NGOs working to support Mental Health Infrastructure in India
Mental health for decades has been low under priorities for health by policymakers at the state and central levels and the quality and quantity of mental health services well mirrored this in India. The needs of clients and families have far outstripped the availability and accessibility of services. This India’s scarce mental health resources, such as specialists in mental health, who are largely in some states (mainly in the south) and in urban areas and a large amount of population are solely under the private sector. More than half of all the inpatient beds are in 40 odd mental hospitals, most of which were from colonial times. So, given this, it is not as surprising to hear that there is a ‘treatment gap’ for mental disorders. Largely spread over the country, but especially in rural, northern, and north-eastern states and those who the socially disadvantaged.

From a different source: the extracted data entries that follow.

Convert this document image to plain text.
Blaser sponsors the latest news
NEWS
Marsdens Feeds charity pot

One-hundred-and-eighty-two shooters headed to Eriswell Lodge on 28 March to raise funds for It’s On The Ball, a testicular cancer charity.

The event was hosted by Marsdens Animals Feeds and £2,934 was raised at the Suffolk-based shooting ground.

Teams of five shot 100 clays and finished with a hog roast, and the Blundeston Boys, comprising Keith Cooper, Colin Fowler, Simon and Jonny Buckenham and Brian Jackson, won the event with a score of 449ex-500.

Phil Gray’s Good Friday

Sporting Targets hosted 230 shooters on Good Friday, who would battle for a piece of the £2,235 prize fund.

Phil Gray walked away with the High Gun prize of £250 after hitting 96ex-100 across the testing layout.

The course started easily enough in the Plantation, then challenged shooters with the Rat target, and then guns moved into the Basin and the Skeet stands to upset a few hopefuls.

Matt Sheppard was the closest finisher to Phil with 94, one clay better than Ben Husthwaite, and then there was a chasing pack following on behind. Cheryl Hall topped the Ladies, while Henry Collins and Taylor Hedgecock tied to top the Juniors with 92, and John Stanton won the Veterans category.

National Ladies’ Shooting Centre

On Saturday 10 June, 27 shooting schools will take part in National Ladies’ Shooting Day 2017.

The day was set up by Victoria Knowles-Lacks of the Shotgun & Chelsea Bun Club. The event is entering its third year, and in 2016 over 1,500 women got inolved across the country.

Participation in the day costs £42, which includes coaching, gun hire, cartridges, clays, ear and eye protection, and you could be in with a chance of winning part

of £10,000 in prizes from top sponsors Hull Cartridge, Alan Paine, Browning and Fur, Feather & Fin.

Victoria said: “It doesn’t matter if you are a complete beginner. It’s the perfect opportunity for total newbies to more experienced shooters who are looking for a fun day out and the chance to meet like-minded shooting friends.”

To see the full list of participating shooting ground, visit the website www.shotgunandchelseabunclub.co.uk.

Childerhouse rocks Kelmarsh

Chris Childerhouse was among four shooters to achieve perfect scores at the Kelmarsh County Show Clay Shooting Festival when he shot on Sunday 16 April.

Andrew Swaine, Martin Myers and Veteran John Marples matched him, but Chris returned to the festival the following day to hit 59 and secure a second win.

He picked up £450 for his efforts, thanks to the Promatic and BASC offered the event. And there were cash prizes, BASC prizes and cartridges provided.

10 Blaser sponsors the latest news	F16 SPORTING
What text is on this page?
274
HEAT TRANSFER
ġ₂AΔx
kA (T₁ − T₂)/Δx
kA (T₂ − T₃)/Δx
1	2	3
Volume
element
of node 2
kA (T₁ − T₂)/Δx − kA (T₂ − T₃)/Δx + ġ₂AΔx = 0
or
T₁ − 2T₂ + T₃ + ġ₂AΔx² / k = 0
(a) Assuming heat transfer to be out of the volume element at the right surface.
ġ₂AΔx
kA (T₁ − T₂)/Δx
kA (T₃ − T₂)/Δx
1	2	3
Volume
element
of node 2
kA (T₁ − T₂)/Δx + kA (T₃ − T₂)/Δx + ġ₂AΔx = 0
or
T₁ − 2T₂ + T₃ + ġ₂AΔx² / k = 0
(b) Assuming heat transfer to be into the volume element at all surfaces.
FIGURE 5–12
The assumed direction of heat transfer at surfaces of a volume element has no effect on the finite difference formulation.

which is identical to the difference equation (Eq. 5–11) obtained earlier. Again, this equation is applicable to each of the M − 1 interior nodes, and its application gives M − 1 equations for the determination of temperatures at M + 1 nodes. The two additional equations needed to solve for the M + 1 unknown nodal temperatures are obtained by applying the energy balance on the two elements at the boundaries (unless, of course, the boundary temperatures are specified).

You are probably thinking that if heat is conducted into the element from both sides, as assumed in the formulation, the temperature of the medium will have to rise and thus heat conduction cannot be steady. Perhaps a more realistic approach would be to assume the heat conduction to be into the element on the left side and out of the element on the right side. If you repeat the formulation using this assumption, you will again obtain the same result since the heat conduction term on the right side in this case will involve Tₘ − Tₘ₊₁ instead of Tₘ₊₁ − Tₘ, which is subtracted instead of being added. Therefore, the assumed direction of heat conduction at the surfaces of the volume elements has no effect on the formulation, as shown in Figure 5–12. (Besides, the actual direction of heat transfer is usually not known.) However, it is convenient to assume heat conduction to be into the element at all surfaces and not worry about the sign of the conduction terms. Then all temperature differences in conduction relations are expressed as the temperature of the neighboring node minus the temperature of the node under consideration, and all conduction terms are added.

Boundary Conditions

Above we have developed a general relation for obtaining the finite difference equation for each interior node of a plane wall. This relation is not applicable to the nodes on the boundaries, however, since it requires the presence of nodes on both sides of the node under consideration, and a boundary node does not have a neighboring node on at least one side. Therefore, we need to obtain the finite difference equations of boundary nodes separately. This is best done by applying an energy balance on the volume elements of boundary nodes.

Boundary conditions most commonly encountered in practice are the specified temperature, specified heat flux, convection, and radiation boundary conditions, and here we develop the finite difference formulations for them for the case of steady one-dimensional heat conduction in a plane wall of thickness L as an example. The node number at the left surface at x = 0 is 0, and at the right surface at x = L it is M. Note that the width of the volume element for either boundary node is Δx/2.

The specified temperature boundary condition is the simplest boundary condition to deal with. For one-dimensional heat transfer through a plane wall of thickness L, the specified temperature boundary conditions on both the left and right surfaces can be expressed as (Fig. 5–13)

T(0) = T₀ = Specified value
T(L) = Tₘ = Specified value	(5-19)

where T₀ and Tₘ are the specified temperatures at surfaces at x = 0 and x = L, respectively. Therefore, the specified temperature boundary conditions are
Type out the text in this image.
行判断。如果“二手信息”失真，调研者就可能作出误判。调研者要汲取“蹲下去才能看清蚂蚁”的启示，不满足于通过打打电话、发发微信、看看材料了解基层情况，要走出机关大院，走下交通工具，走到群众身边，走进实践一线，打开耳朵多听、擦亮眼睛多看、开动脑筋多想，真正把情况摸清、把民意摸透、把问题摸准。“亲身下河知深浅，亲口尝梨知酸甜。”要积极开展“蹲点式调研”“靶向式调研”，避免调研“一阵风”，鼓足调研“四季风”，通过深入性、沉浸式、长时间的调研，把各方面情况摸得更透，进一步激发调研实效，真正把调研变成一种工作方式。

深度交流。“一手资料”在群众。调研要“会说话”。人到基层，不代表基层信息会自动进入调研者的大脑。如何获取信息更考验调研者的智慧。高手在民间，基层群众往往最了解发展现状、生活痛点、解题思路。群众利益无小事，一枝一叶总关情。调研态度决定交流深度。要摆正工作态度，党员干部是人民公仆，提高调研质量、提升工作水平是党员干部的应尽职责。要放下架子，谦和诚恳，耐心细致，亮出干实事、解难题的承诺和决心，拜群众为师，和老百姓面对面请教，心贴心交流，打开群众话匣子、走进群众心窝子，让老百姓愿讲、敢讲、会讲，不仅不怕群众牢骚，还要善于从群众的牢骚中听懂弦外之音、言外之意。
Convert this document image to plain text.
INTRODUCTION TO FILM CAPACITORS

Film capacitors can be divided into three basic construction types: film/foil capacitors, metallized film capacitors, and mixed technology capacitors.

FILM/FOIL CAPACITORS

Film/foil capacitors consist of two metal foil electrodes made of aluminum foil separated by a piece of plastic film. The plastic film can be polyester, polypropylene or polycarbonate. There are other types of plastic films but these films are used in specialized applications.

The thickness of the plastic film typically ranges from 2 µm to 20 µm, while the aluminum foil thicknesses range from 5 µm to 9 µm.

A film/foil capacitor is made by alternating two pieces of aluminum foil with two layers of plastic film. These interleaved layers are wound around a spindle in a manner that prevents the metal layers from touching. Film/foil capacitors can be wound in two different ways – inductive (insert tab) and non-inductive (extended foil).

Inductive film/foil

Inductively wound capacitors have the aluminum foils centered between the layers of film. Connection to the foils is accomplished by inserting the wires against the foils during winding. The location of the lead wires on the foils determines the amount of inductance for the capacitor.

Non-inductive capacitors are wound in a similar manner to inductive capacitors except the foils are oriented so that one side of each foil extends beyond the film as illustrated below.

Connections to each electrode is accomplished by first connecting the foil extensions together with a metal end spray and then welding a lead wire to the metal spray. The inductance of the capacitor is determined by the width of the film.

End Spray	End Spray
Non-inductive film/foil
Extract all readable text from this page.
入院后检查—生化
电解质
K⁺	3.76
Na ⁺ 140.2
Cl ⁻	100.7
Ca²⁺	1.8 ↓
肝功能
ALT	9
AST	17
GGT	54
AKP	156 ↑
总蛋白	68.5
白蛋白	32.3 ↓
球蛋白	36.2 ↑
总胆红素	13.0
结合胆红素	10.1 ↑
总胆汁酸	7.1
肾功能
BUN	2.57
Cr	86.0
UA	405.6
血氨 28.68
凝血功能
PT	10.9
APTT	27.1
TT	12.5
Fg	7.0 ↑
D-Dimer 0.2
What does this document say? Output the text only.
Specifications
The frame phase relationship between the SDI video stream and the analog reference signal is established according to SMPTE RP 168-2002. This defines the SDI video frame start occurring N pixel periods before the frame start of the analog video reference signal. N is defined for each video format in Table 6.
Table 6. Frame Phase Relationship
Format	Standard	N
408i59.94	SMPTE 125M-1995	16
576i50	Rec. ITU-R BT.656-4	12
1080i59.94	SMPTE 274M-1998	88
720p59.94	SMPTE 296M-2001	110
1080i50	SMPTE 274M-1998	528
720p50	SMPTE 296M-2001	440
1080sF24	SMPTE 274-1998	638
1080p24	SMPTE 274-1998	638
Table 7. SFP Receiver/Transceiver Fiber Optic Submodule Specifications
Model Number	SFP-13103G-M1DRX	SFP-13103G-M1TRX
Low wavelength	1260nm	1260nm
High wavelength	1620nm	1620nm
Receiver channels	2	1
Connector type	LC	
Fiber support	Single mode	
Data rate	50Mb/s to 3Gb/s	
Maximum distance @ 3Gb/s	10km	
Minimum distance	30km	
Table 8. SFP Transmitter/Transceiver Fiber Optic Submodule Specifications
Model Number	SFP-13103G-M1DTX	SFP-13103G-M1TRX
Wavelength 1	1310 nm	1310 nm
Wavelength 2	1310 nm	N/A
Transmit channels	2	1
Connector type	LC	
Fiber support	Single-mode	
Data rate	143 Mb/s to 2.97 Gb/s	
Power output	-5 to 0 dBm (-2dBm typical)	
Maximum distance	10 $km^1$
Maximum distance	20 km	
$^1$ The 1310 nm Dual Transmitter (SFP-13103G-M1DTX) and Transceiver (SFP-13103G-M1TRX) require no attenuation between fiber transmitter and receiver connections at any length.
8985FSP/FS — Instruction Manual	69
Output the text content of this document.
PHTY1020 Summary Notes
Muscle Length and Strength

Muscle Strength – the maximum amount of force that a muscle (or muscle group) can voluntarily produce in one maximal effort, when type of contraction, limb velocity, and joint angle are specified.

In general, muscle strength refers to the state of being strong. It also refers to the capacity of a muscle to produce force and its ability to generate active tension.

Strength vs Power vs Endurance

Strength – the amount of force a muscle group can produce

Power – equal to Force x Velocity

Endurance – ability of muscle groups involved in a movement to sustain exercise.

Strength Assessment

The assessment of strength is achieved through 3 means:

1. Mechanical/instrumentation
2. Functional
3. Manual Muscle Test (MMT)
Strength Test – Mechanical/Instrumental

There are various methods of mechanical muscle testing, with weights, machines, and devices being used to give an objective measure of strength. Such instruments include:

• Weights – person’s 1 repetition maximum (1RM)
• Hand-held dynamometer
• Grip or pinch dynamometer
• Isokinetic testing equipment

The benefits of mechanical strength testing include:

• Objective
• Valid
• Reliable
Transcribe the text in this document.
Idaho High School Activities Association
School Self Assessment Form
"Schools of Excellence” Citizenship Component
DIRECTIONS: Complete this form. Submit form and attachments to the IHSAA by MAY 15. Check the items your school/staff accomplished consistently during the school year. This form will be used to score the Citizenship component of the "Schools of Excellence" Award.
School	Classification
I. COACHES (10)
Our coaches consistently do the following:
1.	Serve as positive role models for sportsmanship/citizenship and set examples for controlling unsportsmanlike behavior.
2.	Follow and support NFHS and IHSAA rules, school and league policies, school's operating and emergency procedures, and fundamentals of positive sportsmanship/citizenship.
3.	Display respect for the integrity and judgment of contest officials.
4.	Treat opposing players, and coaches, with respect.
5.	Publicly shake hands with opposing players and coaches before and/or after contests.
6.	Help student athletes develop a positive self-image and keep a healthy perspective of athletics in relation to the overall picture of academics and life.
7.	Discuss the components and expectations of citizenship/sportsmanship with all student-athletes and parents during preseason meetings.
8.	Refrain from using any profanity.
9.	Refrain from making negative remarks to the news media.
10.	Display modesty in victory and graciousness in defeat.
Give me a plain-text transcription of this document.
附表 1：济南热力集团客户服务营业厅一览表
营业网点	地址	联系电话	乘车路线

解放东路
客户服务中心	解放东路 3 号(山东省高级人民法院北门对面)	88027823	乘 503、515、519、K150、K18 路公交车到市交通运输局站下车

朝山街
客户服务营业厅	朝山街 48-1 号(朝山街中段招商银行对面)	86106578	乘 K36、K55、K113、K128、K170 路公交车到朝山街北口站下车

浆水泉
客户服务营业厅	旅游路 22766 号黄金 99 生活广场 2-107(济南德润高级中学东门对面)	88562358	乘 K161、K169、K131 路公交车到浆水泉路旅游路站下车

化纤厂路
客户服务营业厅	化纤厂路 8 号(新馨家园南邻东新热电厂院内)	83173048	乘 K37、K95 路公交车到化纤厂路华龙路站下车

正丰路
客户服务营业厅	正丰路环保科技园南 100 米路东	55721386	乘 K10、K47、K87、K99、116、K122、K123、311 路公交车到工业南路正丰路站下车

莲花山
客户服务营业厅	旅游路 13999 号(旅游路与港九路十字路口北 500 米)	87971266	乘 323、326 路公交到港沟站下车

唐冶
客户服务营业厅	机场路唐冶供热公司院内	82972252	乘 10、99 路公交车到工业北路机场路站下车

The Government or public sectors are still the primary care providers to these populations, and therefore there is a need to strengthen these already established lines. In, the last two decades, the NGO movement has seen a steady upswing to fill these enormous gaps. NGOs are driven by their passion and having a certain cause and backed by commitment. Though their work cannot resemble the work by public agencies; but the quality of care and efforts put in to reach out to various stakeholders, discriminated people such as persons with mental disorders, give them a distinct advantage. NGOs have played a crucial role in creating awareness, facilitating health and educational activities in India. Many of the NGOs arose in response to major disasters and crises with an aim of providing emergency services and rehabilitation. The widened gap in getting help for mental health, caused by the paucity of treatment facilities, and psychiatrists in the government sector. The NGOs have been playing a significant role for the past few decades is not only helping bridge this gap but also by creating low-cost replaceable models for care. Ankita, a working woman who got assistance from an NGO Sanjeevani Society which has been functioning since 1976, providing counseling sessions; she says, changing societies, beginning a new life, triggering anxiety and panic attacks in her. Which the reasons were unknown till she took professional help and understood how deep-rooted her thoughts and actions were. Similar to this NGO, there are many such NGOs who play a significant role in strengthening the crumbling mental health infrastructure.
In finding out the reasons behind this treatment gap, one of the prime reasons is the lack of spending on public healthcare. The 2021-22 Union Budget, proposing a corpus amount of Rs 71,269 crore to the Ministry of Health and Family Welfare which included a budget for mental healthcare of 597 crores. Only 7 percent of the entire budget going to the National Mental Health Programme (NMHP), which is shocking. In global spending, less than 2 percent of national health budgets are being allotted to mental health and they are still struggling to meet their populations’ needs. Revealing that around 80 percent of people with mental illnesses are from low-income countries, out of which only 75 percent receive no treatment. Overburdened health care system and with less spending, the private sector has established a monopoly in the healthcare sector. To bridge this gap of unaffordability, all providers of healthcare, either private or public, should find a way out. For example, utilizing available resources like telemedicine; which reducing cost and improves outreach to a significant level. Also, the need for primary intervention helplines, and school-level mental health education in bridging this gap.